Roadside Chicken questions for a Rookie


 
Ok, So i only have 2 cooks in on my OTG. I have done steaks and chicken breasts. I did the chicken indirect the whole time with a crisp at the end. I have been reading about roadside chicken and i would love to give it a try. i am still new at grilling on the kettle and i know you are supposed to do all your cooking with the lid on. But it sounds like you leave the lid off on the roadside chicken cook unless the flames get out of control. Is this correct? are you shooting for around a 45 minute cook with the lid off turning and basting around every 5 minutes or longer?

Thanks for any info you have on this as i want this to be my next cook on the weekend.
 
The marinade is very flammable so you will be putting the lid on a lot. I usually start it direct basting and flipping every few minutes and then move it indirect to finish cooking once I have it crisped up a bit. If your going direct the whole time it won't take 45 minutes to finish unless your not using many coals. Make sure you have long tongs or a glove on or you'll burn all the hair off your hand.
 
I think your current chicken method will work fine for the roadside chicken. I'm new to this recipe too(a few weeks ago) and your method is how I've done it too. The only thing you(and I) are missing out on doing on an all direct cook is the juice and marinade constantly dripping onto the coals and producing that great smelling smoke flavor. Next time I do roadside on my kettle I'm going to try to go back and forth so I get some of that flavor but still have my indirect area to protect the chicken from getting too charred.

Another option which I tried for the first time this past weekend is to use the WSM for the roadside chicken and take out the water pan. The drippings were constantly hitting the coals and I didn't have to worry about flare ups. My only mistake is I didn't ramp the temp up enough at the end to get it quite crispy enough but it was still very good.

By the way the roadside recipe to me has the best flavor I've ever had in a chicken recipe.
 
I normally do thighs only when I do RSC. I leave 1/4 of the grill without coals and cook them over direct heat. It usually takes 25-30 min. I move the smallest ones to the indirect area while the big ones finish up. You will get flare ups, but you can easily knock them down. The Mrs. likes a good bit of char on hers, so she gets the ones hit most by the flares.
 
Using the WSM is a very good idea. I usually adda bit of Xanthan gum to the basting mixture to prevent all the dripping when using a regular grill. The flare- ups is much easier to control.
 
I've done many batches of RSC without oil in the marinade with great results.

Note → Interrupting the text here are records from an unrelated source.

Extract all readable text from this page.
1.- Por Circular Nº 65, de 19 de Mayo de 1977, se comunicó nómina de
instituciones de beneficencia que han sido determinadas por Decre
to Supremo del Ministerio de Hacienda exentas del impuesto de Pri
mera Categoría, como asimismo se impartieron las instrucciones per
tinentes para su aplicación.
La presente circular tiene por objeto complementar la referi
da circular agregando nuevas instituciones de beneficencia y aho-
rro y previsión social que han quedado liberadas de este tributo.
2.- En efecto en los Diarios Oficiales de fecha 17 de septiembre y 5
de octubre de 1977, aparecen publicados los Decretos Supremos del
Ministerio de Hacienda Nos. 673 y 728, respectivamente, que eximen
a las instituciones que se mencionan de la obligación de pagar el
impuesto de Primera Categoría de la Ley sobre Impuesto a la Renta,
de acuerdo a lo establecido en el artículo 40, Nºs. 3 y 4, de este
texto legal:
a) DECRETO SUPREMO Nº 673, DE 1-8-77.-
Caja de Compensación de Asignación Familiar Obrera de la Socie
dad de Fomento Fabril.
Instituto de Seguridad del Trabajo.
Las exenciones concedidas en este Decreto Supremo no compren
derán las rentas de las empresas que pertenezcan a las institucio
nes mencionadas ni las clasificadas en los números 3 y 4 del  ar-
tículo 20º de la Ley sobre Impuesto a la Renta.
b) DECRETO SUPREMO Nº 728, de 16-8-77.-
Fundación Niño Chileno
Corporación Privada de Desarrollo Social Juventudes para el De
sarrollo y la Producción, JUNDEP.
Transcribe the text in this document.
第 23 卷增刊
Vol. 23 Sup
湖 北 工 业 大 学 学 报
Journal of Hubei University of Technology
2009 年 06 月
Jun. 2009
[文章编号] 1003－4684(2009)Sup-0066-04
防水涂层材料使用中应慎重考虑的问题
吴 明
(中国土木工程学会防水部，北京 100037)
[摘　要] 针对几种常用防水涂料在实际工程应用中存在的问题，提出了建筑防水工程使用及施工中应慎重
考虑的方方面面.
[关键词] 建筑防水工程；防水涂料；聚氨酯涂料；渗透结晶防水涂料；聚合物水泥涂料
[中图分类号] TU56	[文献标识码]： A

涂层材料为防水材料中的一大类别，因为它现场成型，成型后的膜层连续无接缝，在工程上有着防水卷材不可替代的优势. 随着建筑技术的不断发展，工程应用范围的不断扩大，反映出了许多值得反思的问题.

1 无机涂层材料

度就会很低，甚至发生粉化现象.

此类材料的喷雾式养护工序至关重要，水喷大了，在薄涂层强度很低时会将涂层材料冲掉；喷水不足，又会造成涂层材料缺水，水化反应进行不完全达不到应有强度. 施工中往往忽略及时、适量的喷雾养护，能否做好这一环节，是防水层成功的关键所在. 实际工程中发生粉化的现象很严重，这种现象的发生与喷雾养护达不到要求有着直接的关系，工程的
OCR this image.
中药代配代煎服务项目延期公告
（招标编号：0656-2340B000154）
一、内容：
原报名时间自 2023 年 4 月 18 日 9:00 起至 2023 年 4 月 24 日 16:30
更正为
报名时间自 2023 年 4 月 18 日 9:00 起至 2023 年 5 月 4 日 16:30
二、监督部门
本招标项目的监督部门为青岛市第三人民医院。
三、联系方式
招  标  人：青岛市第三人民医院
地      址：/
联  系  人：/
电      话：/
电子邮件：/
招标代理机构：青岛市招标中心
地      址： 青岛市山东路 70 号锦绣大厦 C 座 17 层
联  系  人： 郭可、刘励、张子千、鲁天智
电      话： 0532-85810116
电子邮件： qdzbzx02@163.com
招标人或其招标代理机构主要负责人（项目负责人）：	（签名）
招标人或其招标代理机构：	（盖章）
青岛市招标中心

I usually do mine on the Performer and leave 1/3 to 1/2 with no coals, periodically rotating on and off the heat........usually a 30-40 minute cook.

Cook time is shortened if I'm not tending the fire, but it tends to get too burnt if you're not willing to hang out and flip.....and turn......and re-position......repeat....and so on.
 
Thanks guys. So it does sound like you keep the lid off and just move it around. I do plan on leaving a indirect area so that i can make sure the chicken doesn't burn.
 
I usually do wings with the marinade, and exclude the oil from the marinade. Then I make another batch of the solution, with oil, for basting. The last few times, I've piled the wings up in a pile on the indirect side, cooked with the lid on for 5-7 minutes, lid off, disassemble pile, baste, re-pile, lid on. Did this for however many times until the chicken was done, then went lid off, grilling the wings direct to get a little char on them. Lastly, I collect all the cooked wings in my bowl/tray and toss them in a little more basting liquid. The Roadside marinade is terrific, and the wings are always gone quickly.

One of the tricks in that thread suggests using an empty worcestershire bottle for basting, since the dispensing cap allows for shaking it out in moderate amounts. I've found that helpful.
 
Danny, what temp and how long did you cook on the WSM,That sounds like a great idea ? Did you get the good smokey flavor? What type pieces did you use?